CAROLE TAYLOR ESCREVEU:

Querida Fabiane, fiquei fascinada em ouvir suas reflexões a respeito do simbolismo do zodíaco e o início do ano no hemisfério Sul. Eu tenho visto sempre a ênfase no 0 grau de Áries, como um momento de equinócio de primavera como sendo associado mentalmente com o hemisfério norte, mas eu posso ver que este não é o caso e agora que eu reli seu ensaio posso ver que você cuidadosamente evitou relacionar as estações com os signos. Parece que a entrada do Sol em Áries é realmente um símbolo universal de renovação coletiva e o começo de um novo ciclo em vários níveis, sendo a estação primavera ou outono. Obviamente, o Carnaval frequentemente se passa quando o Sol está em Peixes, o que parece inteiramente apropriado para esta ocasião, eu concordo plenamente com você.

 

Eu penso que provavelmente existe alguma pesquisa fantástica a ser feita, em como o zodiaco é experimentado e simbolizado interculturalmente e em diferentes áreas geográficas. Como você diz, pessoas vindas de diferentes partes do mundo e diferentes hemisférios parecem experimentar o verão de diferentes maneiras, e isto deveria ser um ponto fascinante para se começar. Não, na verdade eu penso que o simbolismo astrológico é universal, então eu deveria sempre trabalhar em bases que funcionem igualmente bem em qualquer área que a pessoa nasceu. Mas eu nunca dediquei tempo comparando experiências de pessoas nascidas em diferentes latitudes e em hemisférios diferentes. Poderia ser interessante fazer alguma pesquisa sobre diferenças (se elas existem) que poderiam colorir a nossa interpretação. Em última instância, obviamente, o zodíaco é mais do que simplesmente um calendário de estações e alguém poderia interpretar os signos em vários níveis – no entanto, parece que nós todos compartilhamos o simbolismo coletivo do “ano novo” marcado pela passagem do Sol por Áries.

 

Fiquei fascinada pela sua questão final, sobre se eu me sinto ou não em conflito considerando a astrologia como uma possível construção da mente humana enquanto nós podemos claramente ver que isso se relaciona com outros níveis de realidade, como os fenômenos do tempo e o comportamento animal.
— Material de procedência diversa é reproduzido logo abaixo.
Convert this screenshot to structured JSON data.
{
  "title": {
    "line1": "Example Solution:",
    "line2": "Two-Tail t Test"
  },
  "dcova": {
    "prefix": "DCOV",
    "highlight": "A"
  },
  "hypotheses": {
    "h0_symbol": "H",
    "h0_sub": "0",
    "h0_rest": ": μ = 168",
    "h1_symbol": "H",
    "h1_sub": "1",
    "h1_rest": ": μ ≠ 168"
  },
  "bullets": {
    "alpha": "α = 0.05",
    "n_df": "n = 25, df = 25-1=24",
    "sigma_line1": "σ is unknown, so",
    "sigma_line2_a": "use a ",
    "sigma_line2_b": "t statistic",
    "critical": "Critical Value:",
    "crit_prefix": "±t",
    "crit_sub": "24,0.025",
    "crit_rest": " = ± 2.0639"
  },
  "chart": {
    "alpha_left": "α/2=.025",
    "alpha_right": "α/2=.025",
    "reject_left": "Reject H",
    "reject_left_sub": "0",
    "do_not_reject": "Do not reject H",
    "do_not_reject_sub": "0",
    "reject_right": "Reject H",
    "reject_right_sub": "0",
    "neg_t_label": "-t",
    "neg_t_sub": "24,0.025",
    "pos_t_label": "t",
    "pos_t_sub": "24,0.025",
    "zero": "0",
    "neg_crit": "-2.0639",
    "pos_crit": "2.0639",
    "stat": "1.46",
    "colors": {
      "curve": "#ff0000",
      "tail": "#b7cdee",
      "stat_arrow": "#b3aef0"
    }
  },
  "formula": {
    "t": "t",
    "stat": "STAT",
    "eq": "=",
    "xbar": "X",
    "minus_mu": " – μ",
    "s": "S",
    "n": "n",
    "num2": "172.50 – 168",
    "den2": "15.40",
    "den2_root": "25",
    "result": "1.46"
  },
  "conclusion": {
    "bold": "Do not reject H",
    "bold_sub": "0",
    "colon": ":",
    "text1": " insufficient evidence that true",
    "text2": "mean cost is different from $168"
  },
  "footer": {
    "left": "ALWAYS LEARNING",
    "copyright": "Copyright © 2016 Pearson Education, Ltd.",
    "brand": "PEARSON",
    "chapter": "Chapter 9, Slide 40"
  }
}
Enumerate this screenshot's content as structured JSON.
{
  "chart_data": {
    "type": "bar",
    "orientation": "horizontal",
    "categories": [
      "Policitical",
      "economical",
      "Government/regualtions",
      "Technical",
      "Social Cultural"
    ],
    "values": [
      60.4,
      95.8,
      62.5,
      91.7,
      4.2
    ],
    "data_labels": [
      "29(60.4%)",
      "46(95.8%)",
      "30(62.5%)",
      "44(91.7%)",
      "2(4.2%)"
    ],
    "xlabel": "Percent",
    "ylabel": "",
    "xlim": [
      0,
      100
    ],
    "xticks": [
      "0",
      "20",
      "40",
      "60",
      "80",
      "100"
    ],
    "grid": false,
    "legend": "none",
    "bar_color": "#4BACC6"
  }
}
Sim, em um nível isto traz sim algumas questões espinhosas, e eu não tenho certeza se tenho realmente respostas sólidas ou convincentes. No coração da astrologia, planetas e signos, nós temos um grupo de arquétipos que são, possivelmente, de fato, universais – não somente produções da mente humana e da presença humana, mas existem, por si mesmo o tempo todo. Se este é o caso, então eles estão tão perto o quanto nós podemos chegar da concepção de “verdade”, e nós podemos visualizá-los como “deuses” e figuras mitológicas ou como planetas e constelações ou como arquétipos e forças motrizes (driving forces) ou energias com o cosmos, para os quais toda a vida (animada e inanimada, consciente ou inconsciente) é sujeita. Talvez não seja correto ver a astrologia como puramente uma construção criada por seres humanos – talvez um ponto de vista mais holístico (e menos arrogante) poderia estar em dizer que tudo nasce em um momento no tempo, e neste momento o universo inteiro, visível e invisível, é ressonante com uma rede particular de energia. Para nós aqui na Terra, esta rede de energias parece ser simbolizada pela posição dos planetas e as constelações na eclíptica dos céus, e isto poderia fazer sentido se nós pensarmos holograficamente – qualquer parte que você olhe o universo, você vai acabar vendo o mesmo padrão repetido um número infinito de vezes. Em outras palavras, seres humanos são sujeitos da mesma força arquetípica, de uma forma variada, que toda a vida é sujeita – árvores, pássaros, pedras, tempo, países, etc. Talvez a única diferença entre nós e os outros ítens na lista seja que nós somos aptos a uma participação ativa e aptos a agregar sentido e significado, o que nos dá o desejo de agir ao invés de ser somente atingido por isso, a usar as energias do nosso mapa de forma mais vantajosa através de um diálogo “com deuses”, ao invés de simplesmente ser uma parte desta corrente. Eu penso que não existem respostas fáceis, mas que é certamente divertido fazer as perguntas!

 

CARLOS HOLLANDA ESCREVEU:

Oi, Fabiane, li seu texto e o diálogo travado com a Carole. Bem madura e sóbria a forma como você trouxe esse problema epistemológico à discussão e muito bacana a forma como vocês duas levaram a cabo a troca de informações. Mesmo com visões diferentes ambas tiveram serenidade para argumentar e admitir lacunas nas próprias visões. De fato, acabo me incluindo nesse “clube” como portador de lacunas, pois não conheço ainda uma explicação satisfatória, ao menos do ponto de vista da ciência oficial, para o funcionamento da astrologia, o que seria um grande passo para compreendermos o motivo pelo qual, mesmo não tendo as estações do ano na mesma época, tanto no hemisfério norte quanto no sul nascem pessoas cujos comportamentos encaixam-se nas descrições que conhecemos na análise signos.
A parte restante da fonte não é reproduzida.